Durueke (PTA: AZ applied, proper approach) [2019] UKUT 197

A

Durueke (PTA: AZ applied, proper approach) [2019] UKUT 197 held that:
the evidential basis for granting permission on a ground not raised by the parties must be clear from the grounds of appeal, and/or the FTT’s decision, and/or filed documents.
the permission judge must not assume such evidence was before the deciding judge. Although the Guidance says establishing reasonable prospects of success is a relevant criterion for granting permission, it is not a precondition for granting.
a point of law may be of sufficient general public importance to justify the grant of permission, even though the appellant’s prospects of success may not be substantial.

28
Q

Rule 15(2A) of the 2008 Rules

A

Rule 15(2A) of the 2008 Rules deals with the procedure for adducing evidence before the Upper Tribunal that was not before the FTT.

In such circumstances, the Upper Tribunal and any other party must be notified of the nature of the new evidence, with an explanation of why it was not submitted to the FTT.

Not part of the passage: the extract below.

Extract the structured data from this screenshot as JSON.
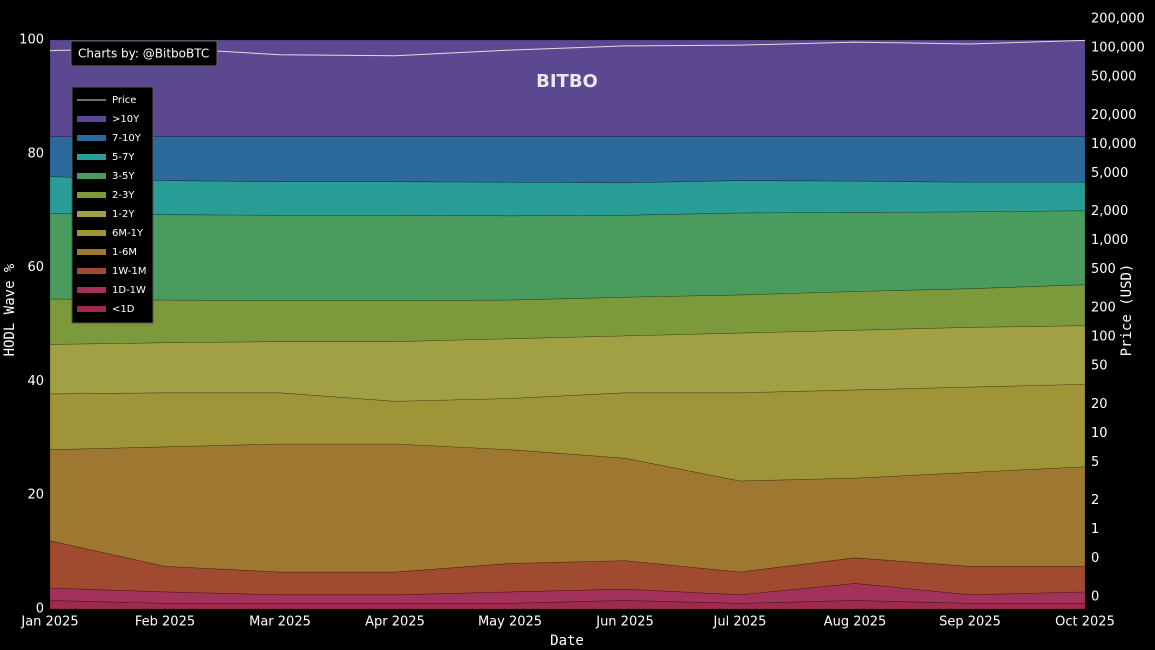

When considering whether to admit such evidence, the Upper Tribunal must consider whether there has been unreasonable delay in producing that evidence.

29
Q

Kabir v SSHD [2019] EWCA Civ 1162

A

In Kabir v SSHD [2019] EWCA Civ 1162, the Court of Appeal held that:
the Upper Tribunal was entitled to refuse to admit fresh evidence in an immigration appeal where the appellant had failed to follow the procedure in rule 15(2A) of the 2008 Rules.
the proper practice is to use the standard application notice (form T484) for this purpose.
in accordance with the Ladd v Marshall principle, the new evidence could, with reasonable diligence, have been made available to the FTT on the initial appeal.